The scarcity rule is a marketing technique designed to make us panic buy when we think things are of reduced availability. We’re around it all the time: ‘closing down sale’ (the shop is still open 2 years after), ‘get it before it’s gone’, ‘for a limited time only’, it never ends. We’re currently facing our yearly plight as I write this blog: how many creme eggs do I buy if they are only available until April? ‘Here today, goo tomorrow’- well, April. But we buy into it don’t we? Even though these eggs are around for four months of the year (yes, that is almost half of the year), we scoffulate quicker than Bruce Bogtrotter, for fear that we won’t be able to taste this delectable goo enveloped in creamy chocolate until next year. I even want some right now, and I’m allergic to dairy.
Brock (1968) created the commodity theory, and scarcity was the central focus. It was hypothesised that “any commodity will be valued to the extent that it is unavailable”. This would make a certain amount of sense, because if something is deemed to be very limited in availability, we naturally believe there is a reason for this. We usually come to the conclusion that the item is good, and therefore many people have already purchased it, hence we value it more, and our desire to own this item increases. Fromkin, Olson, Dipboye, & Barnaby (1971) found that subjects placed greater value on an item that was scarce as opposed to when it was in abundance, therefore supporting this theory.
Worchel, Lee and Adewole (1975) looked at the effects of scarcity within food by asking subjects to rate the value and attractiveness of cookies that were either in abundant supply or in scarce supply. In their first experiment, which I will focus on, 146 female students were asked to sample various items and rate them on a number of dimensions (122 pieces of data were eventually used due to extraneous variables). It was only the cookies that were measured and there were varying conditions including:
-Another researcher asking for additional cookies for their group due to high demand (demand condition)
-Another researcher exchanging jars as they had accidentally took the experimenters cookies (accidental condition)
-Another researcher came to check cookies and left (no change condition)
So what did they find?
It was found that scarcity led to an increased liking for the cookies, as subjects showed a stronger desire for the cookies that were in the demand condition, rather than the no change condition, F (1, 122) = 13.45, p < .001. Cookies were considered more desirable even against the cookies that were accidentally taken, F (1, 122) = 6.39, p < .05.
Commodity theory was also supported due to the fact that cookies in the demand condition were deemed more attractive compared to those in the no change condition, F (1, 122) = 17.84, p < .001.
There were no significant differences between conditions regarding taste. This study effectively shows us how our perception of certain items, particularly food, can change when we believe there is a high demand and there is not much left. We deem things to be more attractive, and therefore want it more.

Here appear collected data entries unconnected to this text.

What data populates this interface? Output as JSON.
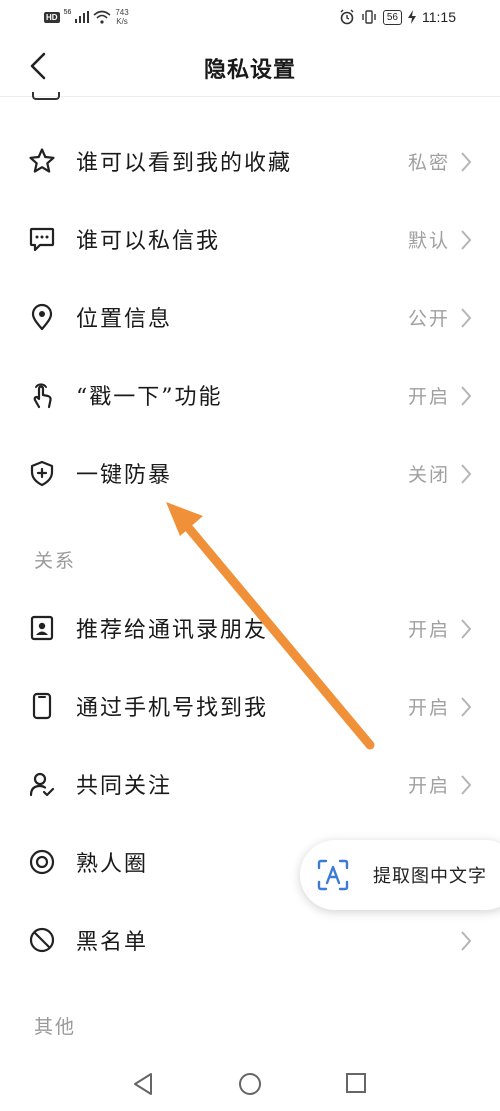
{
  "status_bar": {
    "hd": "HD",
    "signal_badge": "56",
    "net_speed_value": "743",
    "net_speed_unit": "K/s",
    "battery": "56",
    "time": "11:15"
  },
  "header": {
    "title": "隐私设置"
  },
  "privacy_items": [
    {
      "label": "谁可以看到我的收藏",
      "value": "私密",
      "icon": "star-icon"
    },
    {
      "label": "谁可以私信我",
      "value": "默认",
      "icon": "message-icon"
    },
    {
      "label": "位置信息",
      "value": "公开",
      "icon": "location-pin-icon"
    },
    {
      "label": "“戳一下”功能",
      "value": "开启",
      "icon": "tap-hand-icon"
    },
    {
      "label": "一键防暴",
      "value": "关闭",
      "icon": "shield-plus-icon"
    }
  ],
  "sections": {
    "relations": "关系",
    "others": "其他"
  },
  "relation_items": [
    {
      "label": "推荐给通讯录朋友",
      "value": "开启",
      "icon": "contact-card-icon"
    },
    {
      "label": "通过手机号找到我",
      "value": "开启",
      "icon": "phone-icon"
    },
    {
      "label": "共同关注",
      "value": "开启",
      "icon": "user-check-icon"
    },
    {
      "label": "熟人圈",
      "value": "",
      "icon": "circle-target-icon"
    },
    {
      "label": "黑名单",
      "value": "",
      "icon": "block-icon"
    }
  ],
  "ocr_button": {
    "label": "提取图中文字",
    "icon": "text-scan-icon"
  },
  "colors": {
    "annotation_arrow": "#f0913a",
    "muted_text": "#a0a0a0"
  }
}
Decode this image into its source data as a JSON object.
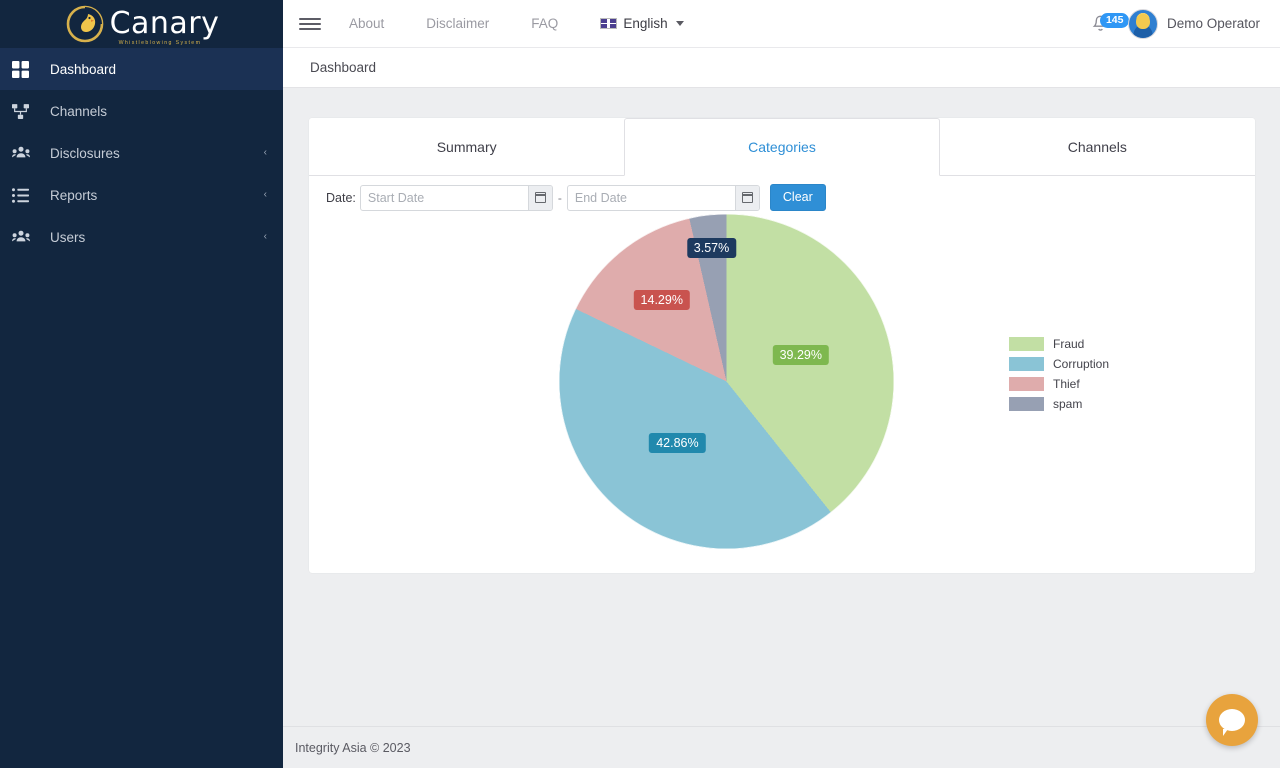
{
  "brand": {
    "name": "Canary",
    "tagline": "Whistleblowing System",
    "logo_icon": "canary-bird-logo"
  },
  "sidebar": {
    "items": [
      {
        "label": "Dashboard",
        "icon": "grid-icon",
        "active": true,
        "caret": ""
      },
      {
        "label": "Channels",
        "icon": "sitemap-icon",
        "active": false,
        "caret": ""
      },
      {
        "label": "Disclosures",
        "icon": "users-group-icon",
        "active": false,
        "caret": "‹"
      },
      {
        "label": "Reports",
        "icon": "list-icon",
        "active": false,
        "caret": "‹"
      },
      {
        "label": "Users",
        "icon": "users-group-icon",
        "active": false,
        "caret": "‹"
      }
    ]
  },
  "topbar": {
    "menu_icon": "hamburger-icon",
    "links": [
      "About",
      "Disclaimer",
      "FAQ"
    ],
    "language": {
      "label": "English",
      "flag_icon": "uk-flag-icon",
      "caret_icon": "chevron-down-icon"
    },
    "notifications": {
      "icon": "bell-icon",
      "count": "145"
    },
    "user": {
      "name": "Demo Operator",
      "avatar_icon": "user-avatar"
    }
  },
  "breadcrumb": {
    "current": "Dashboard"
  },
  "tabs": [
    {
      "label": "Summary",
      "active": false
    },
    {
      "label": "Categories",
      "active": true
    },
    {
      "label": "Channels",
      "active": false
    }
  ],
  "filter": {
    "label": "Date:",
    "start_placeholder": "Start Date",
    "start_value": "",
    "end_placeholder": "End Date",
    "end_value": "",
    "separator": "-",
    "calendar_icon": "calendar-icon",
    "clear_label": "Clear"
  },
  "chart_data": {
    "type": "pie",
    "title": "",
    "categories": [
      "Fraud",
      "Corruption",
      "Thief",
      "spam"
    ],
    "values": [
      39.29,
      42.86,
      14.29,
      3.57
    ],
    "labels": [
      "39.29%",
      "42.86%",
      "14.29%",
      "3.57%"
    ],
    "colors": [
      "#c2dfa4",
      "#8ac4d6",
      "#dfacac",
      "#97a0b3"
    ],
    "label_bg": [
      "#7eb84f",
      "#2189ad",
      "#c9534f",
      "#1d3a5f"
    ],
    "legend_position": "right",
    "grid": false
  },
  "footer": {
    "text": "Integrity Asia © 2023"
  },
  "chat": {
    "icon": "chat-bubble-icon"
  },
  "theme": {
    "sidebar_bg": "#12263f",
    "sidebar_active_bg": "#1b3154",
    "accent": "#2f8fd6",
    "page_bg": "#edeef0",
    "chat_bg": "#e8a33d"
  }
}
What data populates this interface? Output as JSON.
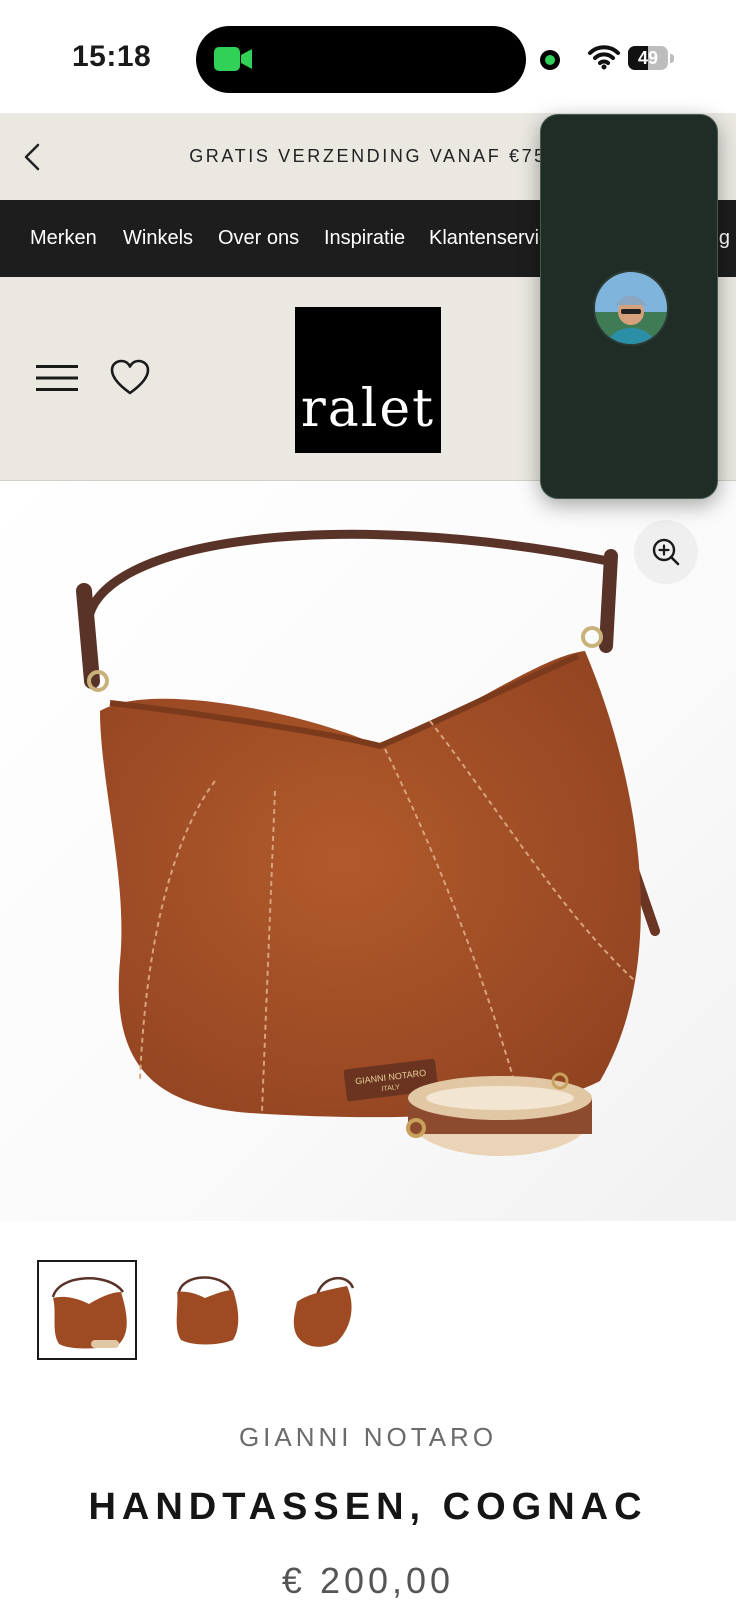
{
  "status_bar": {
    "time": "15:18",
    "battery_text": "49",
    "battery_level": 0.49
  },
  "promo_banner": {
    "text": "GRATIS VERZENDING VANAF €75"
  },
  "nav": {
    "items": [
      "Merken",
      "Winkels",
      "Over ons",
      "Inspiratie",
      "Klantenservice",
      "Blog"
    ]
  },
  "header": {
    "logo_text": "ralet"
  },
  "product": {
    "brand": "GIANNI NOTARO",
    "title": "HANDTASSEN, COGNAC",
    "price": "€ 200,00",
    "bag_label_line1": "GIANNI NOTARO",
    "bag_label_line2": "ITALY",
    "thumbnails_count": 3,
    "selected_thumbnail": 1
  },
  "colors": {
    "nav_bg": "#1d1d1d",
    "banner_bg": "#ebe8e2",
    "bag": "#a04e24",
    "pip_bg": "#1f2d26",
    "facetime_green": "#31d158"
  }
}
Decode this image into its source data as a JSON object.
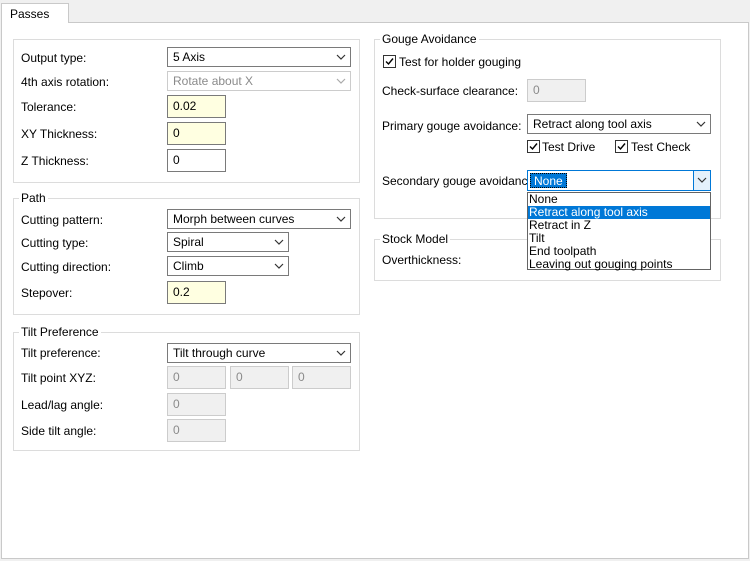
{
  "tab": {
    "label": "Passes"
  },
  "output_type": {
    "label": "Output type:",
    "value": "5 Axis"
  },
  "fourth_axis": {
    "label": "4th axis rotation:",
    "value": "Rotate  about X"
  },
  "tolerance": {
    "label": "Tolerance:",
    "value": "0.02"
  },
  "xy_thickness": {
    "label": "XY Thickness:",
    "value": "0"
  },
  "z_thickness": {
    "label": "Z Thickness:",
    "value": "0"
  },
  "path": {
    "title": "Path",
    "cutting_pattern": {
      "label": "Cutting pattern:",
      "value": "Morph between curves"
    },
    "cutting_type": {
      "label": "Cutting type:",
      "value": "Spiral"
    },
    "cutting_direction": {
      "label": "Cutting direction:",
      "value": "Climb"
    },
    "stepover": {
      "label": "Stepover:",
      "value": "0.2"
    }
  },
  "tilt": {
    "title": "Tilt Preference",
    "preference": {
      "label": "Tilt preference:",
      "value": "Tilt through curve"
    },
    "point": {
      "label": "Tilt point XYZ:",
      "x": "0",
      "y": "0",
      "z": "0"
    },
    "lead_lag": {
      "label": "Lead/lag angle:",
      "value": "0"
    },
    "side_tilt": {
      "label": "Side tilt angle:",
      "value": "0"
    }
  },
  "gouge": {
    "title": "Gouge Avoidance",
    "holder_check": {
      "label": "Test for holder gouging",
      "checked": true
    },
    "clearance": {
      "label": "Check-surface clearance:",
      "value": "0"
    },
    "primary": {
      "label": "Primary gouge avoidance:",
      "value": "Retract along tool axis"
    },
    "test_drive": {
      "label": "Test Drive",
      "checked": true
    },
    "test_check": {
      "label": "Test Check",
      "checked": true
    },
    "secondary": {
      "label": "Secondary gouge avoidance:",
      "value": "None",
      "options": [
        "None",
        "Retract along tool axis",
        "Retract in Z",
        "Tilt",
        "End toolpath",
        "Leaving out gouging points"
      ],
      "highlighted": "Retract along tool axis"
    }
  },
  "stock": {
    "title": "Stock Model",
    "overthickness": {
      "label": "Overthickness:"
    }
  },
  "colors": {
    "highlight": "#0078d7",
    "required_field": "#ffffe1"
  }
}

Now if you’ll excuse me, I’m off to embark upon a love affair with some creme eggs, I ONLY HAVE UNTIL APRIL!!!!!!! #whatallergy?
Brock, C. (1968). Implications of commodity theory for value change. In A. G. Greenwald, T. C. Brock, & T. M. Ostrom (Eds.), Psychological foundations of altitudes. New York: Academic Press.
Fromkin, H. L., Olson, J. C., Dipboye, R. L., & Barnaby, D. A. (1971). A commodity theory analysis of consumer preferences for scarce products. Proceedings of the 79th Annual Convention of the APA, 6, 653-654.
Worchel, S., Lee, J., & Adewole, A. (1975). Effects of supply and demand on ratings of object value. Journal of Personality and Social Psychology, 5, 906-914.